Background In contrast to many European countries, patients can easily admit to secondary and tertiary centers without referral by the primary care in Turkey. Therefore we also compared the management options for gout preferred in different clinical specialties.
Objectives In this study we investigated how gout is treated in Turkey.
Methods 319 consecutive patients were included in this multicenter study (mean age 58.60±12.8 years, 44 females, 272 males). All patients filled a standard questionnaire.
Results 53 patients were first admitted to primary care (16.6%), 101 patients to orthopedics (31.7%), 29 patients to physical therapy and rehabilitation (9.1%), 70 patients to internal medicine (21.9%), 49 patients to rheumatology departments (15.4%), and 17 patients to other clinical specialties (5.3%).
Among those 313 patients admitting to health care with acute gout attack, 40 patients were referred the patient to another center without any treatment (12.8%). Referral rate remarkably higher in the primare care (%28.8).
NSAIDs were the most common drugs prescribed for acute attack (60.06%), followed by colchicine (58.15). Allopurinol was given in 12.8%, and steroids in 7.99% of patients during acute attack.
Regarding long term treatment, 92 patients had never been treated with allopurinol (28.8%). 29.1% (37/127) patients having less than 2 attacks per year and 28.6% (55/192) of patients having two or more attacks per year had never been treated with allopurinol (p>0.05). Only 89 patients (27.9%) were treated with allopurinol by their first physicians, and 138 patients (43.3%) were treated with allopurinol later in a different specialty. Prescription of allopurinol was more common among the rheumatologists.

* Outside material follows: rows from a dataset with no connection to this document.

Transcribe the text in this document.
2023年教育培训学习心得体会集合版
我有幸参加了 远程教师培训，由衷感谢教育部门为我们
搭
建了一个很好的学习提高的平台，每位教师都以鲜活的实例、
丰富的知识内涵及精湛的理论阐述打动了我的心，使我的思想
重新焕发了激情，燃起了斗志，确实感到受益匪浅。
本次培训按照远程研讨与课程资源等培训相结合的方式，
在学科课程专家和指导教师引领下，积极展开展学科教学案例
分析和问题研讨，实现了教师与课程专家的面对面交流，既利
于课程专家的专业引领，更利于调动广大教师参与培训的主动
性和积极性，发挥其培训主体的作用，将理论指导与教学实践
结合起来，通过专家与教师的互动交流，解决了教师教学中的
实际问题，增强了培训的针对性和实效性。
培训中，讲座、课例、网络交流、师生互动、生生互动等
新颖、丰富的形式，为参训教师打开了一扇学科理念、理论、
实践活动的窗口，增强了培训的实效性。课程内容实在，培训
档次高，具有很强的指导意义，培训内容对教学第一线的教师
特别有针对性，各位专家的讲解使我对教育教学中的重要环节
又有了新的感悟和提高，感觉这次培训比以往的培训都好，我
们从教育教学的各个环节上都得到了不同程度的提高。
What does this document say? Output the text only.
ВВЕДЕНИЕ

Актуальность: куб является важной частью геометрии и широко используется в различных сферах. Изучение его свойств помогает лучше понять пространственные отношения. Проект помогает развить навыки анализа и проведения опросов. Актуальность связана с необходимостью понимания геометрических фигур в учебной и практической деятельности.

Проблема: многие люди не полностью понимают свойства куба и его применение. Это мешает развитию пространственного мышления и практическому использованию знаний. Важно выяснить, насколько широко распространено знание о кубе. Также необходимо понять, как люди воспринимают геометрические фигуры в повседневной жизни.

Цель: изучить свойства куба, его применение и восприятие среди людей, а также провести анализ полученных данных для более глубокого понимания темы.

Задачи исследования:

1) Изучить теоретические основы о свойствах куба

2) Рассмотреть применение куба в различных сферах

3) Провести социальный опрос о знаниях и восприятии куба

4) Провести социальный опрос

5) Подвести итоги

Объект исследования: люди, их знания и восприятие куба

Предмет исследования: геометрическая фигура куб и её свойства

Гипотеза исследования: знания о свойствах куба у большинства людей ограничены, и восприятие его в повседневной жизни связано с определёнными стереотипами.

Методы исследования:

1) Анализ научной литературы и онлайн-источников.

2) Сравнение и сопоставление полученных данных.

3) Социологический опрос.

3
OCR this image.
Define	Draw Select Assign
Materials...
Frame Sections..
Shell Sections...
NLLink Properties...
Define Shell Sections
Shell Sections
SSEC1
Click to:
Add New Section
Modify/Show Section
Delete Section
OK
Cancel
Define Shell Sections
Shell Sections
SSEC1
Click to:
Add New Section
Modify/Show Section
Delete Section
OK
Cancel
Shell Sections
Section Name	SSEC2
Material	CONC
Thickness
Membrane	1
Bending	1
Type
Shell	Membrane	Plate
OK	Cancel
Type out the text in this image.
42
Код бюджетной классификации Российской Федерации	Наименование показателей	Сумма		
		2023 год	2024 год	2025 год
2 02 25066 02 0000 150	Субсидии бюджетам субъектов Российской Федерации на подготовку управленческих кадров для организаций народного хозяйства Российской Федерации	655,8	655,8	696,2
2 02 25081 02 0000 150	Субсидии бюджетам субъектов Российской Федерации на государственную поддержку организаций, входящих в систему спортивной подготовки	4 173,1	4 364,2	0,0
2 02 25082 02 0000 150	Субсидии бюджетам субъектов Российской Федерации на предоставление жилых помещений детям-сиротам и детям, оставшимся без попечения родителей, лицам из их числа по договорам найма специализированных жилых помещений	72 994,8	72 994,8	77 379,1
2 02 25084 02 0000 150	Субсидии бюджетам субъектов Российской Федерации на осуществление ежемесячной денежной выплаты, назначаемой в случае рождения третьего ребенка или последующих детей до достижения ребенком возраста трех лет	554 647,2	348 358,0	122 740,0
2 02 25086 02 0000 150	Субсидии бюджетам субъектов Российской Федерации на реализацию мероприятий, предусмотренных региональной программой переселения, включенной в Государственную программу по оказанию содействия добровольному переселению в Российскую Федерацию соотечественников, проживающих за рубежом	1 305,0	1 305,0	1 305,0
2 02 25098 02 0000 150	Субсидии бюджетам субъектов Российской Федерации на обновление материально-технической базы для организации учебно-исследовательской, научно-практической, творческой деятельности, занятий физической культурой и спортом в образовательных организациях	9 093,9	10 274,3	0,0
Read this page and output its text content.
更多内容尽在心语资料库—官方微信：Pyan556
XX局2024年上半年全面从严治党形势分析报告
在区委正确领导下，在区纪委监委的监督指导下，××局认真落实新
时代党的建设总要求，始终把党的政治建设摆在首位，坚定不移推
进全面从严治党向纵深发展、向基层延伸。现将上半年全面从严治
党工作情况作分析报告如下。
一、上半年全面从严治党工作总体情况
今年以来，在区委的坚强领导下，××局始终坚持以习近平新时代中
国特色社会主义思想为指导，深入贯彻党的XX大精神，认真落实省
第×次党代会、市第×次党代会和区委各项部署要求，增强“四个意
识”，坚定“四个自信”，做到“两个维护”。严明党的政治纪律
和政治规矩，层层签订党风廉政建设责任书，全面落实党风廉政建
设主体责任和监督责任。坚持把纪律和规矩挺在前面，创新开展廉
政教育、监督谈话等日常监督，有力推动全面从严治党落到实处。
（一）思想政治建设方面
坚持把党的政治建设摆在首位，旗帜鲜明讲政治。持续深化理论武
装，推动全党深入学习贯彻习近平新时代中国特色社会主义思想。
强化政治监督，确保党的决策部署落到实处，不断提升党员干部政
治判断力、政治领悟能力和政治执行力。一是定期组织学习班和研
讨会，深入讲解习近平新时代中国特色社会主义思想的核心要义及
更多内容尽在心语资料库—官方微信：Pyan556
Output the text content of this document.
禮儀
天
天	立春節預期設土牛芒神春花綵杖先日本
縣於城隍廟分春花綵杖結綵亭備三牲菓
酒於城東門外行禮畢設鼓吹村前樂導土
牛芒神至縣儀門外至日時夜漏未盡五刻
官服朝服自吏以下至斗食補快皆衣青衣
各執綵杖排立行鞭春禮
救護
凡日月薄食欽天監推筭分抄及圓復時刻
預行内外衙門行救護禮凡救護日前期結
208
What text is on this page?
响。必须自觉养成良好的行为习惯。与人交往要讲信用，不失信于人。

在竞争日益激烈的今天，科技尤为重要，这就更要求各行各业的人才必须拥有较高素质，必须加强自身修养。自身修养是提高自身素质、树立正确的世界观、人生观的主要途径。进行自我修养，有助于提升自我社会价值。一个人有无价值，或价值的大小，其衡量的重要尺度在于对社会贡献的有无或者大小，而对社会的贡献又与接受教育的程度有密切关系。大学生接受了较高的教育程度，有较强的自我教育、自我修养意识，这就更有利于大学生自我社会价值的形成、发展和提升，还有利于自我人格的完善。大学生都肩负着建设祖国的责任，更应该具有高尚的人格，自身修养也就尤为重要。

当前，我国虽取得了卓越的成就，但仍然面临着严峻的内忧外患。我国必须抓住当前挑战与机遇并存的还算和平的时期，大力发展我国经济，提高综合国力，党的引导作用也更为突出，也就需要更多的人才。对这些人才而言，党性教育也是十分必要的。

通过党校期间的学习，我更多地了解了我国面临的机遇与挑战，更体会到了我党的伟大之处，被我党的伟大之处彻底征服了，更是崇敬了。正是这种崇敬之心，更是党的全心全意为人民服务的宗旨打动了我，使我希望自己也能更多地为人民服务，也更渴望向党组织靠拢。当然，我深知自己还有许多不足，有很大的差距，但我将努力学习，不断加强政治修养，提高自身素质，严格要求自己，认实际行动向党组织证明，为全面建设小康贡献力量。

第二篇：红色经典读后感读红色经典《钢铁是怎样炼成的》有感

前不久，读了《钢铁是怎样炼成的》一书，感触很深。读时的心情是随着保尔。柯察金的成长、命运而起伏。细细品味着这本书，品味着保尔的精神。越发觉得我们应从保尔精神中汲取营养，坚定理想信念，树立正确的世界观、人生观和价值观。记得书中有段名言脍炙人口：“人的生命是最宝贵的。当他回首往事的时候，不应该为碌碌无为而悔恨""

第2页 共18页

Diet and life style modifications were recommended in 118 of the patients (37%) by their first physicians. 171 patients (53.6%) were later recommended diet and life style modifications during their follow up in a different clinical specialty (total 289 patients, 90.6%). Diet and life style modifications were recommended more commonly in rheumatology (41 patients, 83.7%).
183 (57.4%) were treated with colchicine by their first physicians, and 114 patients (35.7%) were treated with colchicine by a physician of different specialty (total 297 patients, 93.1%). Significantly more patients were treated with colchicine than with allopurinol during long term management (p<0.001).
Conclusions Treatment of gout appears suboptimal in primary care, and more than 25% of patients were referred without any treatment. Long term management also appears suboptimal in both primary care and among some specialists such as orthopedics. Only a minority of patients were recommended allopurinol and/or life style modifications by the doctors first diagnosed gout. Although long term treatment appears better among rheumatologist, still a considerable number of patients were not recommended uric acid lowering approaches in the rheumatology clinics.